The impact of disparate isolation methods for extracellular vesicles on downstream RNA profiling

Abstract

Despite an enormous interest in the role of extracellular vesicles, including exosomes, in cancer and their use as biomarkers for diagnosis, prognosis, drug response and recurrence, there is no consensus on dependable isolation protocols. We provide a comparative evaluation of 4 exosome isolation protocols for their usability, yield and purity, and their impact on downstream omics approaches for biomarker discovery. OptiPrep density gradient centrifugation outperforms ultracentrifugation and ExoQuick and Total Exosome Isolation precipitation in terms of purity, as illustrated by the highest number of CD63-positive nanovesicles, the highest enrichment in exosomal marker proteins and a lack of contaminating proteins such as extracellular Argonaute-2 complexes. The purest exosome fractions reveal a unique mRNA profile enriched for translation, ribosome, mitochondrion and nuclear lumen function. Our results demonstrate that implementation of high purification techniques is a prerequisite to obtain reliable omics data and identify exosome-specific functions and biomarkers.

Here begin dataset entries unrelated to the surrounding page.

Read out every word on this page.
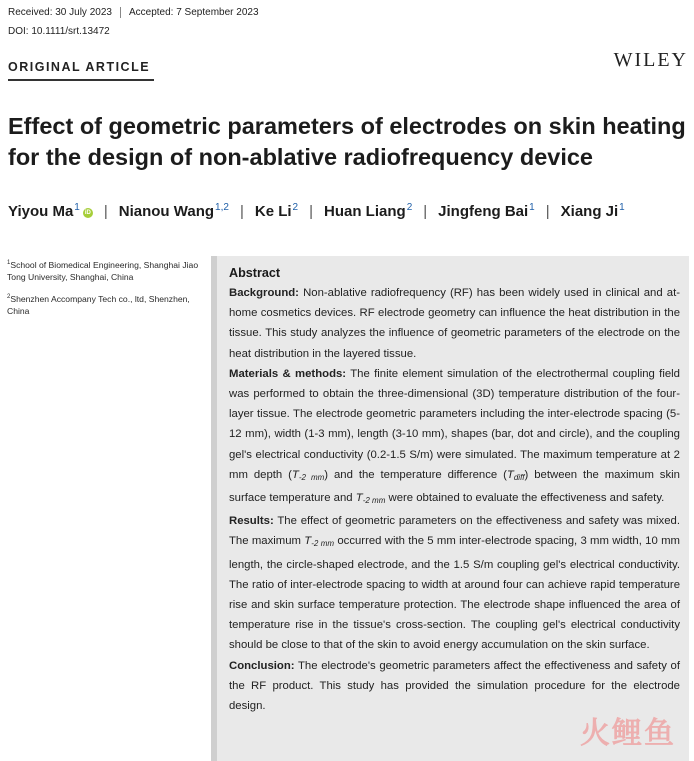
Received: 30 July 2023 Accepted: 7 September 2023
DOI: 10.1111/srt.13472
ORIGINAL ARTICLE	WILEY
Effect of geometric parameters of electrodes on skin heating for the design of non-ablative radiofrequency device
Yiyou Ma$^1$ iD | Nianou Wang$^{1,2}$ | Ke Li$^2$ | Huan Liang$^2$ | Jingfeng Bai$^1$ | Xiang Ji$^1$

$^1$School of Biomedical Engineering, Shanghai Jiao Tong University, Shanghai, China

$^2$Shenzhen Accompany Tech co., ltd, Shenzhen, China

Abstract

Background: Non-ablative radiofrequency (RF) has been widely used in clinical and at-home cosmetics devices. RF electrode geometry can influence the heat distribution in the tissue. This study analyzes the influence of geometric parameters of the electrode on the heat distribution in the layered tissue.

Materials & methods: The finite element simulation of the electrothermal coupling field was performed to obtain the three-dimensional (3D) temperature distribution of the four-layer tissue. The electrode geometric parameters including the inter-electrode spacing (5-12 mm), width (1-3 mm), length (3-10 mm), shapes (bar, dot and circle), and the coupling gel's electrical conductivity (0.2-1.5 S/m) were simulated. The maximum temperature at 2 mm depth (T-2 mm) and the temperature difference (Tdiff) between the maximum skin surface temperature and T-2 mm were obtained to evaluate the effectiveness and safety.

Results: The effect of geometric parameters on the effectiveness and safety was mixed. The maximum T-2 mm occurred with the 5 mm inter-electrode spacing, 3 mm width, 10 mm length, the circle-shaped electrode, and the 1.5 S/m coupling gel's electrical conductivity. The ratio of inter-electrode spacing to width at around four can achieve rapid temperature rise and skin surface temperature protection. The electrode shape influenced the area of temperature rise in the tissue's cross-section. The coupling gel's electrical conductivity should be close to that of the skin to avoid energy accumulation on the skin surface.

Conclusion: The electrode's geometric parameters affect the effectiveness and safety of the RF product. This study has provided the simulation procedure for the electrode design.

火鲤鱼
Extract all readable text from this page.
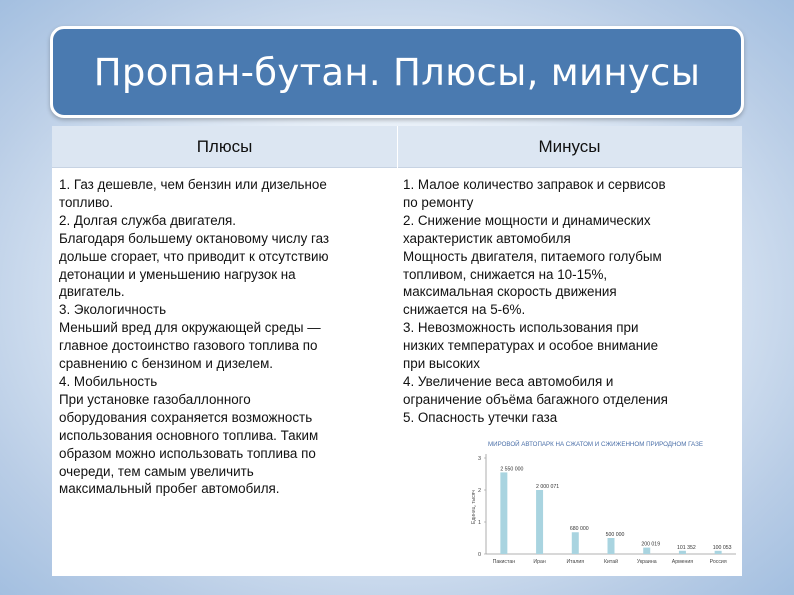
Пропан-бутан. Плюсы, минусы
Плюсы	Минусы
1. Газ дешевле, чем бензин или дизельное
топливо.
2. Долгая служба двигателя.
Благодаря большему октановому числу газ
дольше сгорает, что приводит к отсутствию
детонации и уменьшению нагрузок на
двигатель.
3. Экологичность
Меньший вред для окружающей среды —
главное достоинство газового топлива по
сравнению с бензином и дизелем.
4. Мобильность
При установке газобаллонного
оборудования сохраняется возможность
использования основного топлива. Таким
образом можно использовать топлива по
очереди, тем самым увеличить
максимальный пробег автомобиля.
1. Малое количество заправок и сервисов
по ремонту
2. Снижение мощности и динамических
характеристик автомобиля
Мощность двигателя, питаемого голубым
топливом, снижается на 10-15%,
максимальная скорость движения
снижается на 5-6%.
3. Невозможность использования при
низких температурах и особое внимание
при высоких
4. Увеличение веса автомобиля и
ограничение объёма багажного отделения
5. Опасность утечки газа
МИРОВОЙ АВТОПАРК НА СЖАТОМ И СЖИЖЕННОМ ПРИРОДНОМ ГАЗЕ
Единиц, тысяч
3
2
1
0
2 550 000
Пакистан
2 000 071
Иран
680 000
Италия
500 000
Китай
200 019
Украина
101 352
Армения
100 053
Россия
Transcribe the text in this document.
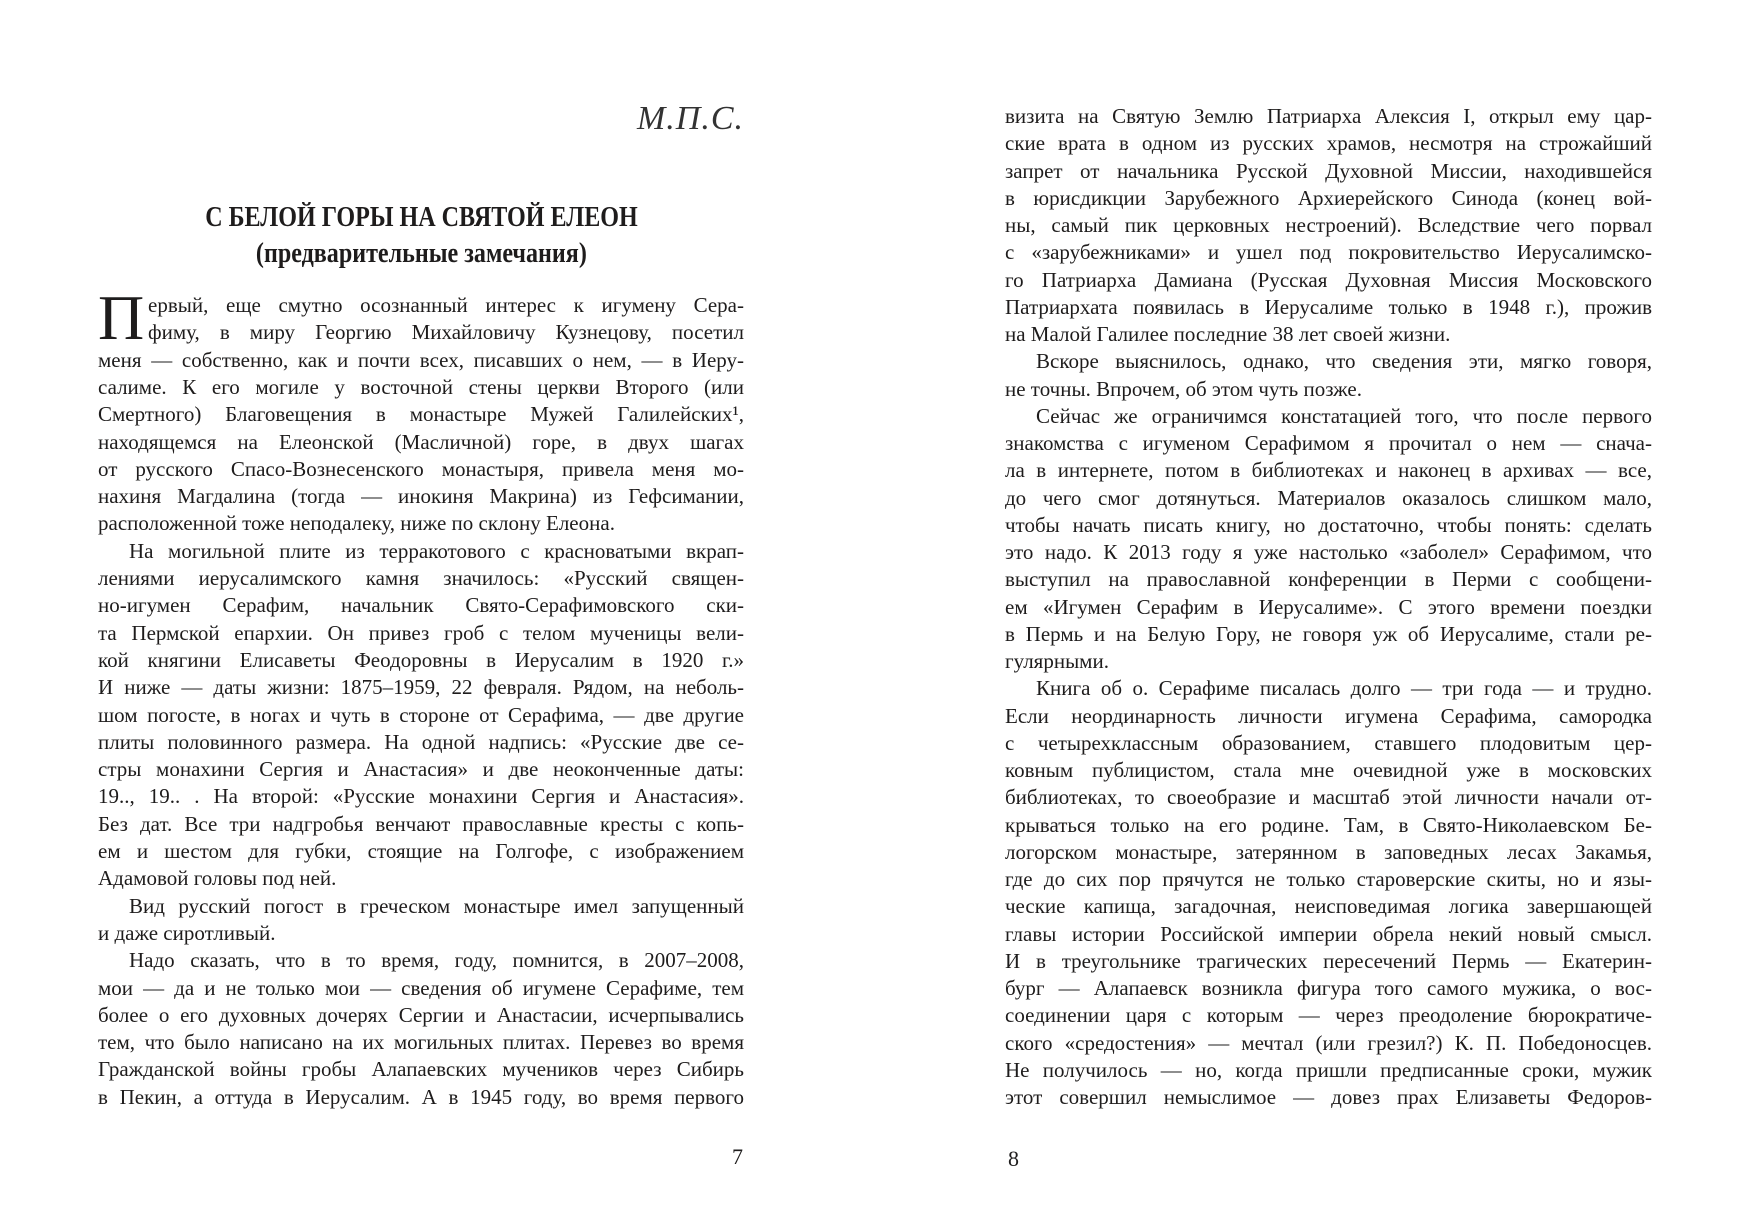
М.П.С.
С БЕЛОЙ ГОРЫ НА СВЯТОЙ ЕЛЕОН
(предварительные замечания)
П ервый, еще смутно осознанный интерес к игумену Сера-
фиму, в миру Георгию Михайловичу Кузнецову, посетил
меня — собственно, как и почти всех, писавших о нем, — в Иеру-
салиме. К его могиле у восточной стены церкви Второго (или
Смертного) Благовещения в монастыре Мужей Галилейских¹,
находящемся на Елеонской (Масличной) горе, в двух шагах
от русского Спасо-Вознесенского монастыря, привела меня мо-
нахиня Магдалина (тогда — инокиня Макрина) из Гефсимании,
расположенной тоже неподалеку, ниже по склону Елеона.
На могильной плите из терракотового с красноватыми вкрап-
лениями иерусалимского камня значилось: «Русский священ-
но-игумен Серафим, начальник Свято-Серафимовского ски-
та Пермской епархии. Он привез гроб с телом мученицы вели-
кой княгини Елисаветы Феодоровны в Иерусалим в 1920 г.»
И ниже — даты жизни: 1875–1959, 22 февраля. Рядом, на неболь-
шом погосте, в ногах и чуть в стороне от Серафима, — две другие
плиты половинного размера. На одной надпись: «Русские две се-
стры монахини Сергия и Анастасия» и две неоконченные даты:
19.., 19.. . На второй: «Русские монахини Сергия и Анастасия».
Без дат. Все три надгробья венчают православные кресты с копь-
ем и шестом для губки, стоящие на Голгофе, с изображением
Адамовой головы под ней.
Вид русский погост в греческом монастыре имел запущенный
и даже сиротливый.
Надо сказать, что в то время, году, помнится, в 2007–2008,
мои — да и не только мои — сведения об игумене Серафиме, тем
более о его духовных дочерях Сергии и Анастасии, исчерпывались
тем, что было написано на их могильных плитах. Перевез во время
Гражданской войны гробы Алапаевских мучеников через Сибирь
в Пекин, а оттуда в Иерусалим. А в 1945 году, во время первого
7
визита на Святую Землю Патриарха Алексия I, открыл ему цар-
ские врата в одном из русских храмов, несмотря на строжайший
запрет от начальника Русской Духовной Миссии, находившейся
в юрисдикции Зарубежного Архиерейского Синода (конец вой-
ны, самый пик церковных нестроений). Вследствие чего порвал
с «зарубежниками» и ушел под покровительство Иерусалимско-
го Патриарха Дамиана (Русская Духовная Миссия Московского
Патриархата появилась в Иерусалиме только в 1948 г.), прожив
на Малой Галилее последние 38 лет своей жизни.
Вскоре выяснилось, однако, что сведения эти, мягко говоря,
не точны. Впрочем, об этом чуть позже.
Сейчас же ограничимся констатацией того, что после первого
знакомства с игуменом Серафимом я прочитал о нем — снача-
ла в интернете, потом в библиотеках и наконец в архивах — все,
до чего смог дотянуться. Материалов оказалось слишком мало,
чтобы начать писать книгу, но достаточно, чтобы понять: сделать
это надо. К 2013 году я уже настолько «заболел» Серафимом, что
выступил на православной конференции в Перми с сообщени-
ем «Игумен Серафим в Иерусалиме». С этого времени поездки
в Пермь и на Белую Гору, не говоря уж об Иерусалиме, стали ре-
гулярными.
Книга об о. Серафиме писалась долго — три года — и трудно.
Если неординарность личности игумена Серафима, самородка
с четырехклассным образованием, ставшего плодовитым цер-
ковным публицистом, стала мне очевидной уже в московских
библиотеках, то своеобразие и масштаб этой личности начали от-
крываться только на его родине. Там, в Свято-Николаевском Бе-
логорском монастыре, затерянном в заповедных лесах Закамья,
где до сих пор прячутся не только староверские скиты, но и язы-
ческие капища, загадочная, неисповедимая логика завершающей
главы истории Российской империи обрела некий новый смысл.
И в треугольнике трагических пересечений Пермь — Екатерин-
бург — Алапаевск возникла фигура того самого мужика, о вос-
соединении царя с которым — через преодоление бюрократиче-
ского «средостения» — мечтал (или грезил?) К. П. Победоносцев.
Не получилось — но, когда пришли предписанные сроки, мужик
этот совершил немыслимое — довез прах Елизаветы Федоров-
8
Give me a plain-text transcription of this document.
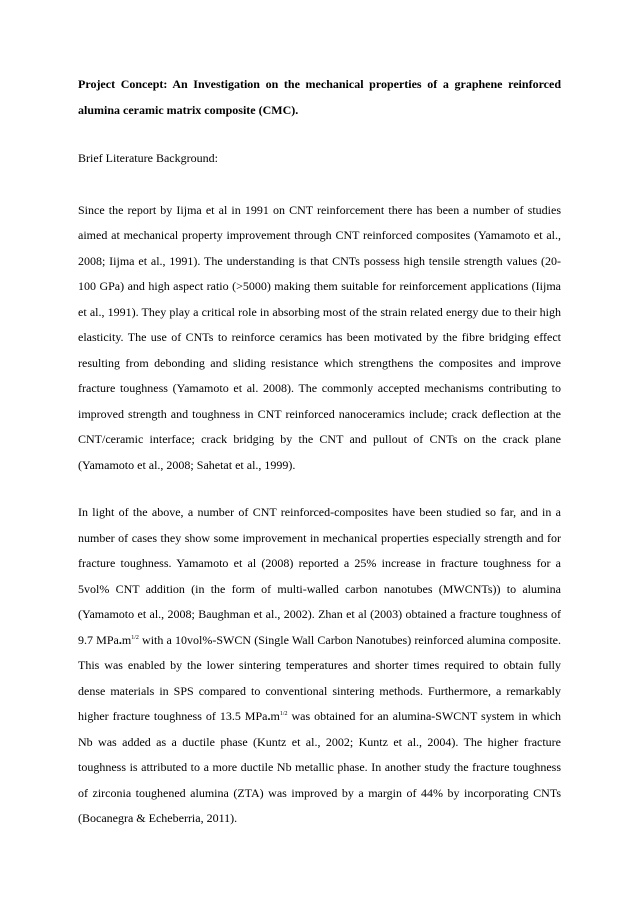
Project Concept: An Investigation on the mechanical properties of a graphene reinforced alumina ceramic matrix composite (CMC).

Brief Literature Background:

Since the report by Iijma et al in 1991 on CNT reinforcement there has been a number of studies aimed at mechanical property improvement through CNT reinforced composites (Yamamoto et al., 2008; Iijma et al., 1991). The understanding is that CNTs possess high tensile strength values (20-100 GPa) and high aspect ratio (>5000) making them suitable for reinforcement applications (Iijma et al., 1991). They play a critical role in absorbing most of the strain related energy due to their high elasticity. The use of CNTs to reinforce ceramics has been motivated by the fibre bridging effect resulting from debonding and sliding resistance which strengthens the composites and improve fracture toughness (Yamamoto et al. 2008). The commonly accepted mechanisms contributing to improved strength and toughness in CNT reinforced nanoceramics include; crack deflection at the CNT/ceramic interface; crack bridging by the CNT and pullout of CNTs on the crack plane (Yamamoto et al., 2008; Sahetat et al., 1999).

In light of the above, a number of CNT reinforced-composites have been studied so far, and in a number of cases they show some improvement in mechanical properties especially strength and for fracture toughness. Yamamoto et al (2008) reported a 25% increase in fracture toughness for a 5vol% CNT addition (in the form of multi-walled carbon nanotubes (MWCNTs)) to alumina (Yamamoto et al., 2008; Baughman et al., 2002). Zhan et al (2003) obtained a fracture toughness of 9.7 $MPa.m^{1/2}$ with a 10vol%-SWCN (Single Wall Carbon Nanotubes) reinforced alumina composite. This was enabled by the lower sintering temperatures and shorter times required to obtain fully dense materials in SPS compared to conventional sintering methods. Furthermore, a remarkably higher fracture toughness of 13.5 $MPa.m^{1/2}$ was obtained for an alumina-SWCNT system in which Nb was added as a ductile phase (Kuntz et al., 2002; Kuntz et al., 2004). The higher fracture toughness is attributed to a more ductile Nb metallic phase. In another study the fracture toughness of zirconia toughened alumina (ZTA) was improved by a margin of 44% by incorporating CNTs (Bocanegra & Echeberria, 2011).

Keywords: ExoQuick; OptiPrep; exosomes; extracellular vesicles; omics; ultracentrifugation.

Fig. 1

Schematic overview of 4 methods to isolate exosomes from conditioned medium (CM). Approximately 3×10⁸ MCF-7 Rab27B cells were grown for 24 hours in DMEM containing 0.5% exosome-depleted serum. The CM was harvested, centrifuged, filtrated and concentrated. The concentrated conditioned medium (CCM) was equally divided over 4 isolation methods: ultracentrifugation (UC), OptiPrep™ density gradient centrifugation (ODG), ExoQuick-TC™ precipitation (EQ) and Total Exosome Isolation™ precipitation (TEI).

Fig. 2

Characterization of exosome preparations by Western blot. Western blot analysis of (a) common exosome markers (Alix, HSP90α, HSP70, TSG101 and CD63) and (b) cell organelle and apoptosis markers (GM130, PMP70, calreticulin and prohibitin) in 10 µg of exosomes isolated by 4 different methods. MCF-7 Rab27B total cell lysate (TCL) was loaded as positive control. Asterisks indicate loading of 50 µg of protein.

Fig. 3

Morphological characterization and quantification of exosome preparations by immunoelectron microscopy and Nanoparticle Tracking Analysis. (a) Electron micrographs of exosomes stained with 10 nm gold-conjugated anti-CD63 antibody followed by uranyl acetate counterstaining. Scale bar: 100 nm. (b) Exosome samples were analysed using Nanoparticle Tracking Analysis. The calculated size distribution is depicted as a mean (black line) with standard error (red shaded area). Total particle number, mean particle size and modus are shown for each preparation.

Fig. 4

Analysis of the protein content of exosome preparations. (a) Relative level of protein per 10⁸ particles in each preparation. Error bars indicate relative standard error of two experiments. (b) Coomassie blue staining of 20 µg of MCF-7 Rab27B total cell lysate (TCL) or exosome samples separated by SDS-PAGE. (c) Number of unique peptides and corresponding percentage coverage for indicated proteins identified in MS analysis of an EQ exosome sample.

Fig. 5

Identification of the RNA content in exosome preparations. (a) Relative level of RNA per 10⁸ particles in each preparation. Error bars indicate relative standard error of two experiments. (b) Representative electropherograms of exosome samples generated using the Experion system. Insets show RNA band pattern.

Fig. 6

Agilent microarray-based RNA profiling of exosome samples. (a) Heatmap showing unsupervised hierarchical clustering of samples. Code from blue (−2 log2 normalized expression) to red (+2 log2 normalized expression) indicates RNA expression levels. NB: Replicates 1 and 2 are technical, 3 is biological. (b) Plot showing mean expression difference and corresponding density of probes for the 3 different methods. (c) Venn diagram of unique and shared mRNAs in UC, ODG and EQ samples.

Fig. 7

Identification of enriched genes in exosome RNA samples. (a) Scatter plot showing mean RNA expression in UC versus ODG samples and indicating enriched GO terms according to DAVID analysis. (b) Gene Set Enrichment Analysis of UC versus ODG.

Fig. 8

RT-qPCR validation of mRNA expression. Normalized expression level of 6 genes with the lowest expression (a), and 4 genes with the highest expression (b) in ODG compared to UC and EQ according to the performed microarray. Plotted values represent 3 replicates for each method.

Fig. 9

Ago2 protein expression analysis. (a) Western blot results for Ago2 and TSG101 expression in each exosome preparation. (b) Individual fractions of an OptiPrep™ gradient were lysed, separated by SDS-PAGE, and tested for the presence of Ago2 and TSG101 by Western blot.